Puis finalement nous l’oubliâmes et nous mîmes à travailler… Jusqu’au moment où :
- M’sieur ! Regardez ! Ryan il dort devant la porte !

Epilogue

Peu après cette mésaventure, je téléphonai tout d’abord au foyer pour expliquer l’incident et pour leur demander si leurs éducateurs ne pourraient pas être un peu plus vigilants par rapport à ce gamin. Voici ce qu’on me répondit :
- Vous savez, tous les éducateurs vous le diront : un gamin qui veut fuguer réussira toujours à fuguer. Nous ici ça nous arrive tous les jours, on est habitué et surtout très bien assuré ! Ca fait partie de la prise en charge éducative, s’ils veulent se barrer on les laisse se barrer, et après quand on les récupère, on travaille ça avec eux.

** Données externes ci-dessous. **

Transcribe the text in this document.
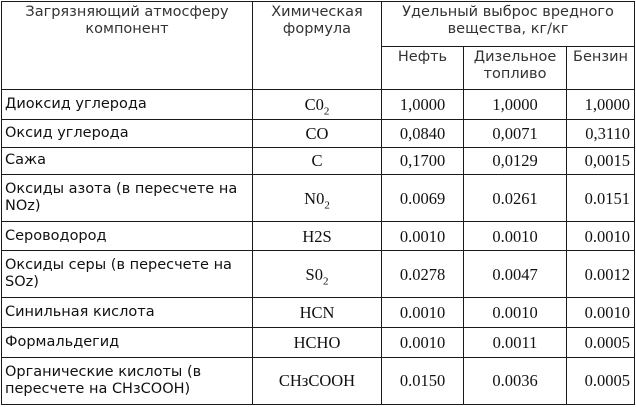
Загрязняющий атмосферу компонент	Химическая формула	Удельный выброс вредного вещества, кг/кг		
		Нефть	Дизельное топливо	Бензин
Диоксид углерода	$C0_2$	1,0000	1,0000	1,0000
Оксид углерода	CO	0,0840	0,0071	0,3110
Сажа	C	0,1700	0,0129	0,0015
Оксиды азота (в пересчете на NOz)	$N0_2$	0.0069	0.0261	0.0151
Сероводород	H2S	0.0010	0.0010	0.0010
Оксиды серы (в пересчете на SOz)	$S0_2$	0.0278	0.0047	0.0012
Синильная кислота	HCN	0.0010	0.0010	0.0010
Формальдегид	HCHO	0.0010	0.0011	0.0005
Органические кислоты (в пересчете на CHзCOOH)	CHзCOOH	0.0150	0.0036	0.0005
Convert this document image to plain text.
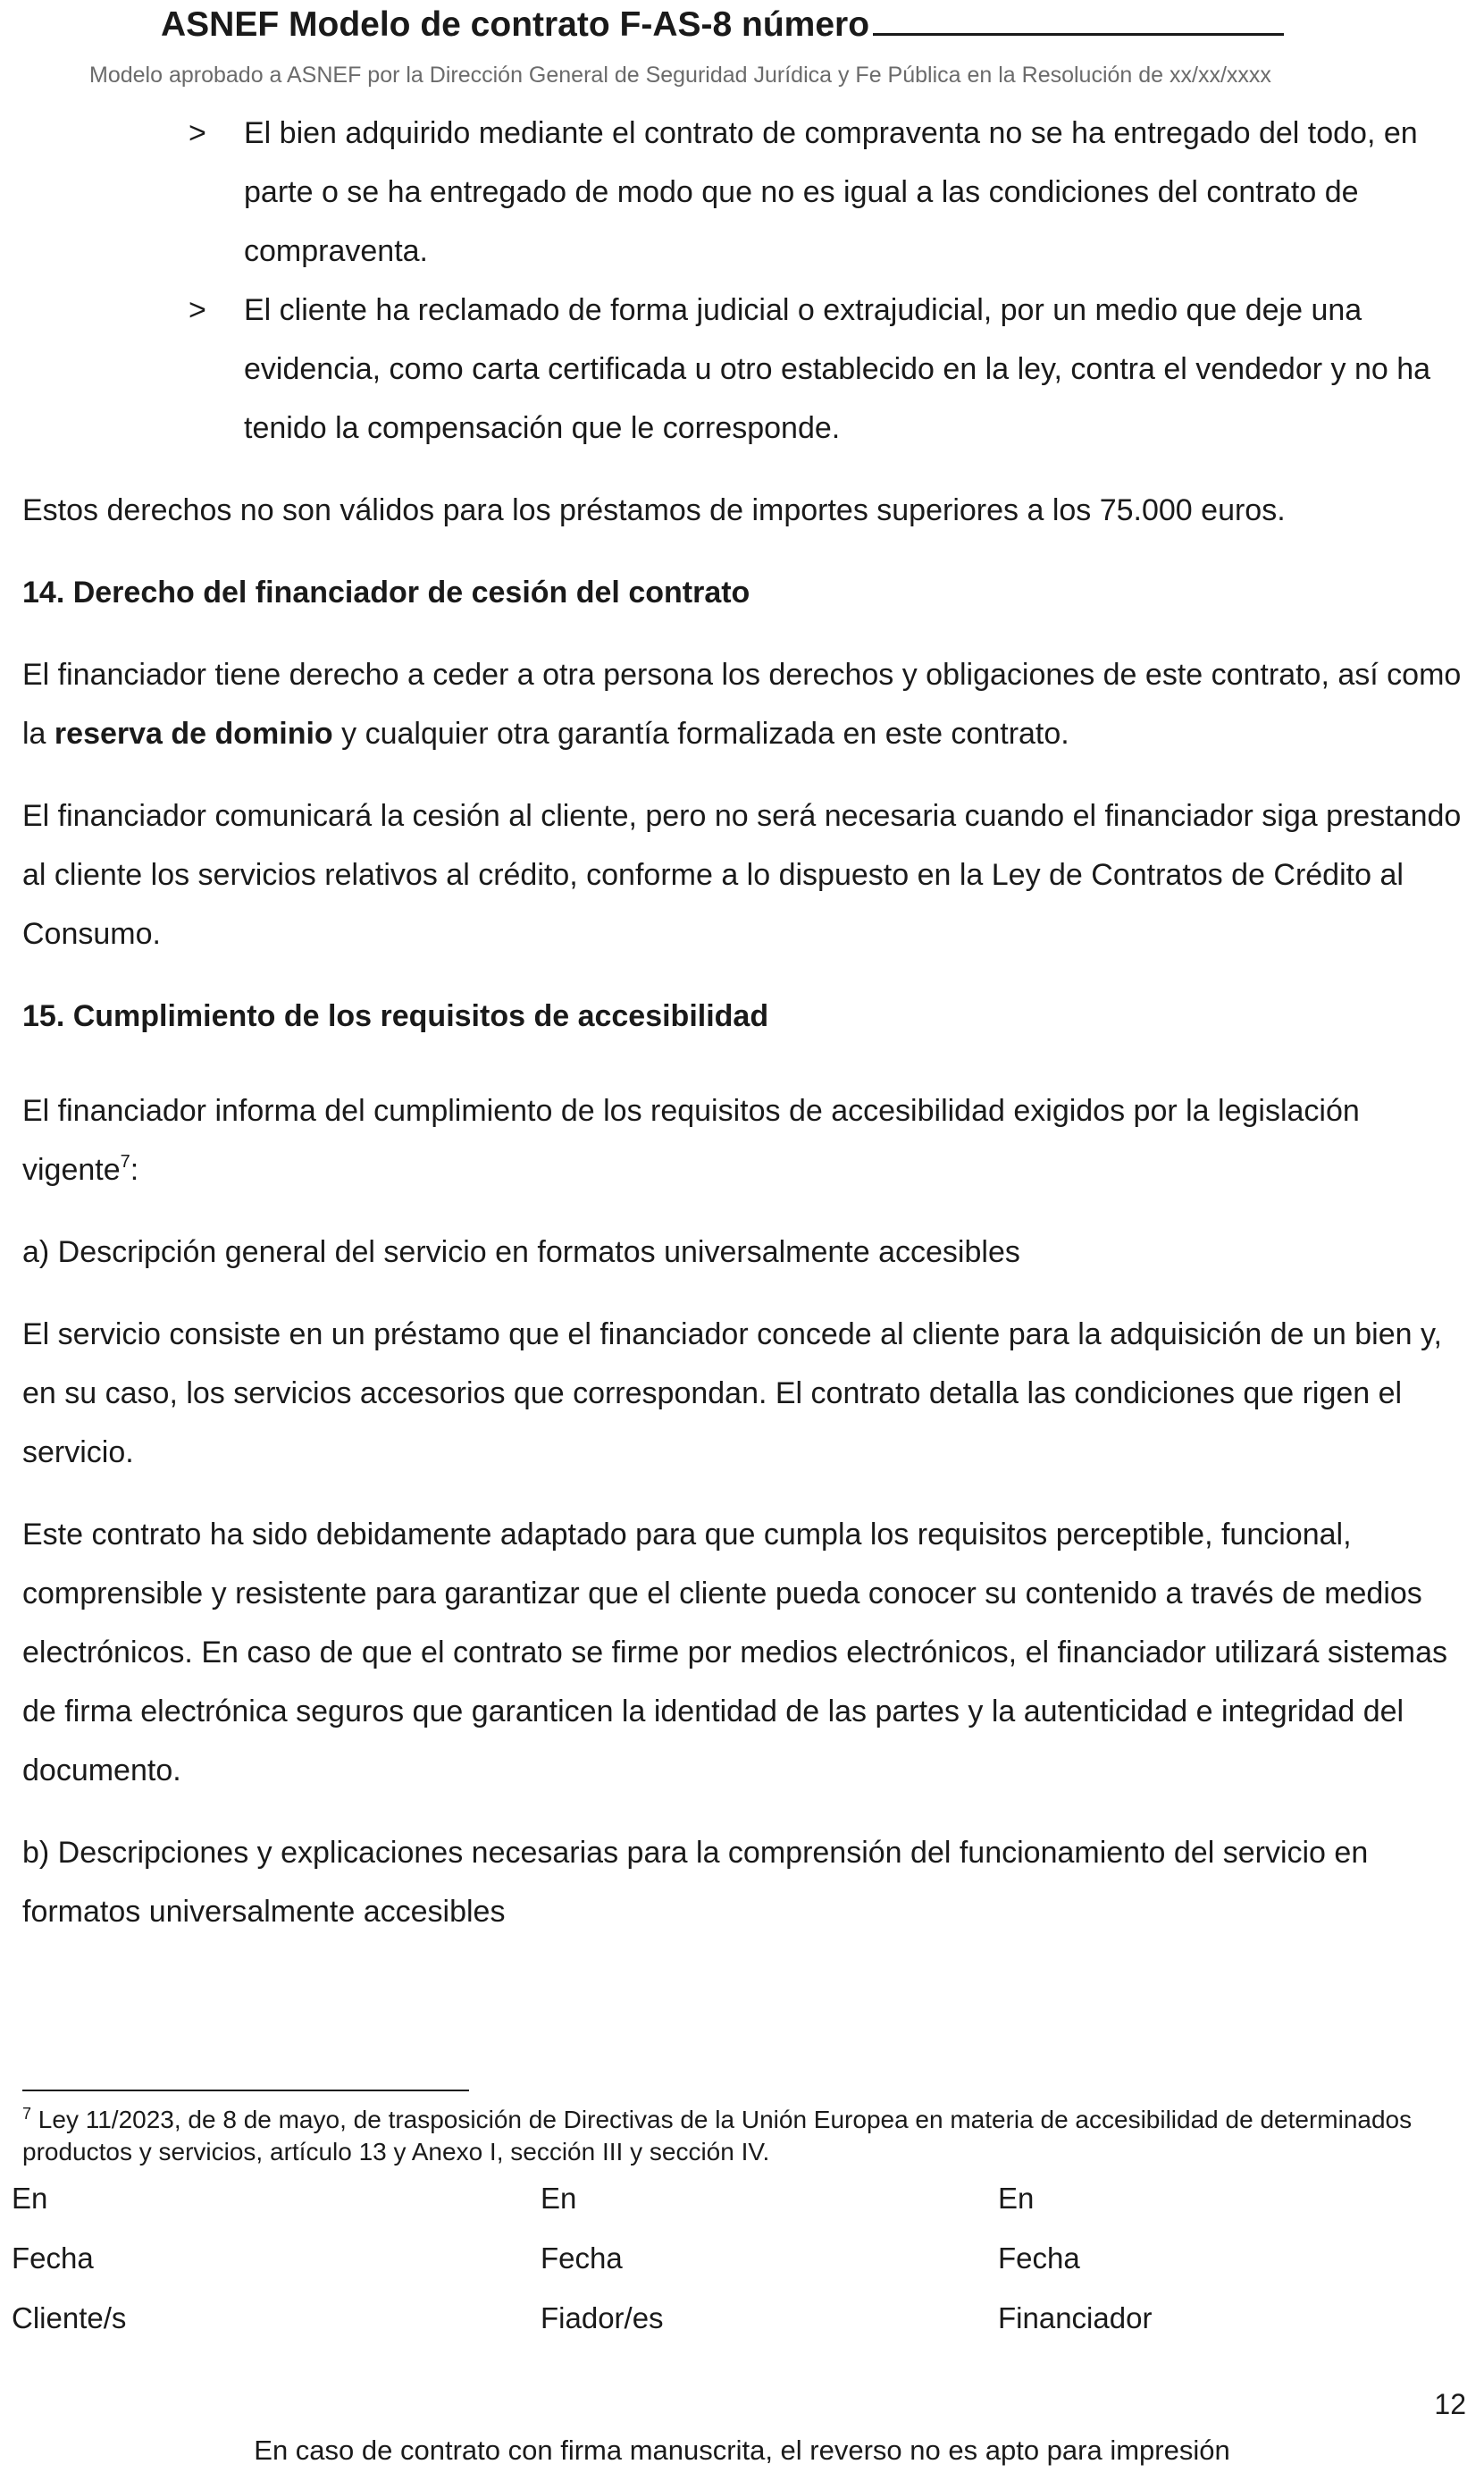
ASNEF Modelo de contrato F-AS-8 número
Modelo aprobado a ASNEF por la Dirección General de Seguridad Jurídica y Fe Pública en la Resolución de xx/xx/xxxx
> El bien adquirido mediante el contrato de compraventa no se ha entregado del todo, en parte o se ha entregado de modo que no es igual a las condiciones del contrato de compraventa.
> El cliente ha reclamado de forma judicial o extrajudicial, por un medio que deje una evidencia, como carta certificada u otro establecido en la ley, contra el vendedor y no ha tenido la compensación que le corresponde.

Estos derechos no son válidos para los préstamos de importes superiores a los 75.000 euros.

14. Derecho del financiador de cesión del contrato

El financiador tiene derecho a ceder a otra persona los derechos y obligaciones de este contrato, así como la reserva de dominio y cualquier otra garantía formalizada en este contrato.

El financiador comunicará la cesión al cliente, pero no será necesaria cuando el financiador siga prestando al cliente los servicios relativos al crédito, conforme a lo dispuesto en la Ley de Contratos de Crédito al Consumo.

15. Cumplimiento de los requisitos de accesibilidad

El financiador informa del cumplimiento de los requisitos de accesibilidad exigidos por la legislación vigente$^7$:

a) Descripción general del servicio en formatos universalmente accesibles

El servicio consiste en un préstamo que el financiador concede al cliente para la adquisición de un bien y, en su caso, los servicios accesorios que correspondan. El contrato detalla las condiciones que rigen el servicio.

Este contrato ha sido debidamente adaptado para que cumpla los requisitos perceptible, funcional, comprensible y resistente para garantizar que el cliente pueda conocer su contenido a través de medios electrónicos. En caso de que el contrato se firme por medios electrónicos, el financiador utilizará sistemas de firma electrónica seguros que garanticen la identidad de las partes y la autenticidad e integridad del documento.

b) Descripciones y explicaciones necesarias para la comprensión del funcionamiento del servicio en formatos universalmente accesibles

$^7$ Ley 11/2023, de 8 de mayo, de trasposición de Directivas de la Unión Europea en materia de accesibilidad de determinados productos y servicios, artículo 13 y Anexo I, sección III y sección IV.
En
Fecha
Cliente/s
En
Fecha
Fiador/es
En
Fecha
Financiador
12
En caso de contrato con firma manuscrita, el reverso no es apto para impresión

Voyant qu’il n’y avait rien à attendre de ce côté, j’appelai ensuite mon vénéré chef l’inspecteur pour lui faire part du problème, du risque élevé de récidive (la Loi Dati de rétention de sûreté n’existait pas encore à l’époque), et pour lui demander conseil.
Voici ce qu’il me répondit :
- Eh bien monsieur Draleuq, je vous parlerai sans ambages : non seulement votre responsabilité est engagée si cet élève fugue et qu’il lui arrive quoi que ce soit dehors, mais elle est même d’autant plus engagée que vous êtes parfaitement au courant qu’il est susceptible de fuguer et que vous venez d’en porter témoignage par ce coup de fil. Vous êtes donc sensé prendre toutes les dispositions nécessaires pour l’empêcher de s’enfuir à nouveau.
- Bien. Merci de votre aide. Je vous dis à bientôt, je vous verrai quand vous viendrez en tant que témoin à mon procès en correctionnelle.